Crossing the Threshold: Equal Marriage Rights for Lesbians and Gay Men and the Intra-Community Critique
Introduction
For the first time since an ancient spate of cases in the early 1970s, lesbians and gay men today are in court challenging the denial of our equal right to marry. For the first time ever, with the Hawaii Supreme Court’s recent ruling in Baehr v. Lewin, we stand on the verge of victory, with all its implications. Those opposing our efforts fall into two camps: presumptively non-gay and gay. As Senior Staff Attorney for Lambda Legal Defense and Education Fund, and as co-counsel in Baehr v. Lewin, the pending marriage case in Hawaii, I have ample opportunity to address the standard non-gay arguments against equal marriage rights. Throughout our litigation, the state has proferred these arguments to justify its imposition of a “different-sex restriction” on marital choice.’ Accordingly, in this article, I will not dwell at any length on the response to the official, “non-gay,” or anti-gay opposition to our equal rights. I invite those interested in hearing our response to the state attorneys to read our briefs.
Instead, I would like to address here some of the opposition by my lesbian and gay colleagues to our fight for the right to marry. It may surprise non-gay readers, as well as many gay readers, that a small but influential group of lesbian and gay activists urges that the gay movement not seek equal marriage rights, and is not moved by the victory in Baehr, a break-through case that most might see as gay people’s Loving v. Virginia. Others might expect a difference of views and tactics in a community as varied and diffused as the gay community. And, of course, just a few years ago, whatever one’s views, few expected that we could persuade courts and society to take this demand for justice and equality seriously, that we could “mainstream” social consideration of same-sex couples’ marriages, or that equal marriage rights for gay people would be close to realization so soon.
Nevertheless, there is still some intra-community opposition and resistance to fully committing to the work at hand. I will frame much of this essay as a response to a piece by Professor Nancy D. Polikoff, a lesbian academic and advocate whose work on a range of issues I much respect.” A colleague in the gay rights movement, Professor Polikoff has been per-haps the most consistent intra-community critic of my views in favor of marriage challenges. Her intellectual opposition has continued despite the victory in Baehr.

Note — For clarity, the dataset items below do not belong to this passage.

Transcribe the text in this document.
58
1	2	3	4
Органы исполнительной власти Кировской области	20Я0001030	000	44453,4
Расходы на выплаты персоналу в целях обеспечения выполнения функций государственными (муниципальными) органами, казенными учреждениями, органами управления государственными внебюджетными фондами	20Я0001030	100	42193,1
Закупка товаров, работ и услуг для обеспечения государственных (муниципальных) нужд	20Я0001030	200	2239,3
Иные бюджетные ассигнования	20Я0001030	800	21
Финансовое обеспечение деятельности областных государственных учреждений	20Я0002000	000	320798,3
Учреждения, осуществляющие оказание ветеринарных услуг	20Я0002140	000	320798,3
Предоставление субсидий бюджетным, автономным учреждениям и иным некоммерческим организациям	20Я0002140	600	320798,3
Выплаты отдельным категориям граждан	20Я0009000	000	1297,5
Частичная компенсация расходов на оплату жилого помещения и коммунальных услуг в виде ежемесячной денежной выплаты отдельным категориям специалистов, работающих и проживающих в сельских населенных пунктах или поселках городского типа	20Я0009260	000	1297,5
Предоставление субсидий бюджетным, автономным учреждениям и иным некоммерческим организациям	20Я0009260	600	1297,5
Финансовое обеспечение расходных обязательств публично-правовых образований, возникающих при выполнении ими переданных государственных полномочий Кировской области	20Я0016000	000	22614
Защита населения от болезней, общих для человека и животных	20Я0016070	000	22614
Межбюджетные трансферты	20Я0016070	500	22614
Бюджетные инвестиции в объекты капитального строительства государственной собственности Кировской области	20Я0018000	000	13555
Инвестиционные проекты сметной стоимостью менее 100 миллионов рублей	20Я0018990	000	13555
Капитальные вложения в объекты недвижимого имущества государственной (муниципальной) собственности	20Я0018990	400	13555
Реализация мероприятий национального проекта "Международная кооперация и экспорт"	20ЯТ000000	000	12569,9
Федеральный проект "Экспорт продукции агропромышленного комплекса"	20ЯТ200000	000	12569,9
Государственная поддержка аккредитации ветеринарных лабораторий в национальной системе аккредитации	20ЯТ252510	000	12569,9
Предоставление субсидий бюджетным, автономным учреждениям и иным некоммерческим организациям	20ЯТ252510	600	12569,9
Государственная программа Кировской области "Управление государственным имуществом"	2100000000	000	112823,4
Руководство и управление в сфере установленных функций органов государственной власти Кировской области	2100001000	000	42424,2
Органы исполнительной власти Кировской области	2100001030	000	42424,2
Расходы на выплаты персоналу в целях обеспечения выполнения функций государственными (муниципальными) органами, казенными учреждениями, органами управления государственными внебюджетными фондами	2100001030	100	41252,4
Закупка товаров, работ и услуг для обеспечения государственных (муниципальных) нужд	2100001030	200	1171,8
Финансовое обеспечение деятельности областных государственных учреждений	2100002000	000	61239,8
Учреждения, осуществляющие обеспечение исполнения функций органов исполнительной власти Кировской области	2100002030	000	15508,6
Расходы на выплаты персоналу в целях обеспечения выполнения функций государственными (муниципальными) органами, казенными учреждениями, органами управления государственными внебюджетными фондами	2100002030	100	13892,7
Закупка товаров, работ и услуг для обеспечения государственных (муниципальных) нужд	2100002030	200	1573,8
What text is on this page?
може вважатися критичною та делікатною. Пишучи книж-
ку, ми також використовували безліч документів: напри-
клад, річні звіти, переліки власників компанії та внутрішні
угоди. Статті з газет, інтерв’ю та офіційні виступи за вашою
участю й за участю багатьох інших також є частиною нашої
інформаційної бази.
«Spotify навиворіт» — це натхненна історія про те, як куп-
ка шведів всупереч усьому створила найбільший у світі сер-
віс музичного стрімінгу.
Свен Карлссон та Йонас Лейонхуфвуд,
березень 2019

I believe an examination of the intra-community debate over gay people’s marriage rights may contribute to an understanding of how social change occurs and of the roles played by the law, the courts, and impact litigation as compared to other engines of social change. Such understanding, of course, is of importance to gay and non-gay activists and legal theorists alike. Most important, I hope that participating in intracommunity discussion here will make it easier for lesbians, gay men, and our allies to overcome inevitable tactical differences, enabling us to do the historic work at hand nationwide to win and keep our equal marriage rights.
I join here in this intra-community discussion despite my belief that the time for a debate over whether lesbians and gay men should seek our equal marriage rights has passed. Because lesbians and gay men are on the verge of winning our equal marriage rights, it seems to me that we must now unite in preparing to protect and build on that victory.
We know there will be a backlash against us following a final win in Hawaii. As Martin Luther King, Jr. wrote in Why We Can’t Wait, “We must use time creatively, in the knowledge that the time is always ripe todo right.” Since, as King put it, “[i]n this Revolution, no plans have been written for retreat,” we must ready ourselves to defend our victory and advance toward other goals.